Member of the Assembly of the Republic
- Incumbent
- Assumed office 26 March 2024
- Constituency: Porto District

President of the Maia Municipal Assembly
- Incumbent
- Assumed office 2013

Personal details
- Born: 24 September 1969 (age 56)
- Party: Social Democratic Party
- Occupation: Politician • lawyer

= Olga Freire =

Portuguese politician (born 1969)

Olga Cristina Rodrigues da Veiga Freire (born 1969) is a Portuguese politician and lawyer. In the March 2024 national election she was elected as a deputy in the 16th legislature of the Assembly of the Republic of Portugal, as a member of the Social Democratic Party (PSD).

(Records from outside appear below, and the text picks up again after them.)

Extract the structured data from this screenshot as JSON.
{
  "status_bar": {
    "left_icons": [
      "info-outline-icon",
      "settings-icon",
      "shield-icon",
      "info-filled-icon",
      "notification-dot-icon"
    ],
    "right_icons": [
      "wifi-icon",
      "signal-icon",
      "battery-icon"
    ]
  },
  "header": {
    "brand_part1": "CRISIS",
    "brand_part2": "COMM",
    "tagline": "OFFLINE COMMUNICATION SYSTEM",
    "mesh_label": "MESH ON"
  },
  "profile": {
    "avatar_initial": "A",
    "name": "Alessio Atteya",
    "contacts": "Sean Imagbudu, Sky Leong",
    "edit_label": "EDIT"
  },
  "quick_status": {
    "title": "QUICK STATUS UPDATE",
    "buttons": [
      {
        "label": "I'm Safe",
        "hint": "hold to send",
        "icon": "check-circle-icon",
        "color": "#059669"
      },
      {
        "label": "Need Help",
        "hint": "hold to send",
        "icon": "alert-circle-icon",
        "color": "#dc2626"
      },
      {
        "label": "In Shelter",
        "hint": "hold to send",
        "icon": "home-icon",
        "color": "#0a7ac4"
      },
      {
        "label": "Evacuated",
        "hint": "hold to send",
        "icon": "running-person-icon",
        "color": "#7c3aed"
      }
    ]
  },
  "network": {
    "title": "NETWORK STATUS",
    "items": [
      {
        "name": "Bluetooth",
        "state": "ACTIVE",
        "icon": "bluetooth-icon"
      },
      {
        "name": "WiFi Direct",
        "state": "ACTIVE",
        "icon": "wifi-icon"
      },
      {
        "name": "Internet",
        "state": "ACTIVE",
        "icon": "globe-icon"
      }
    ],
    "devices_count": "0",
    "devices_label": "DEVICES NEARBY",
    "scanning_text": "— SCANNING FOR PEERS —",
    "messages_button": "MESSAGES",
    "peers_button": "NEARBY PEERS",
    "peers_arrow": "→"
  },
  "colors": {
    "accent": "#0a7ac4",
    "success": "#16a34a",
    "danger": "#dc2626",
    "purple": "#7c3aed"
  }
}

==Early life and education==
Freire was born on 24 September 1969 in Porto. She obtained a degree in law from the Lusíada University of Porto. In 2003 she moved to Maia, a short distance to the north of Porto.

==Political career==
Freire was formerly president of the parish assembly of Vermoim, situated in the Maia municipality. In 2013 she became president of the Maia Municipal Assembly, the first woman to hold this position. She has also been a vice president of the board of directors of the National Association of Parishes (ANAFRE) and a member of the national committee of Social Democratic mayors. In the 2024 national election, the PSD formed a coalition with two smaller parties, called the Democratic Alliance (AD), and Freire was ninth on the AD list of candidates for the Porto constituency, being elected to the National Assembly when the AD won 14 of the available 40 seats. In parliament she became a member of the Local Power and Territorial Cohesion Committee.

In April 2023, after the Russian invasion of Ukraine, Freire was among a delegation from the Porto area that attended the “Summit of Mayors, United Cities for the Future” in the Ukrainian capital of Kyiv, where she witnessed some of the damage caused by the invasion.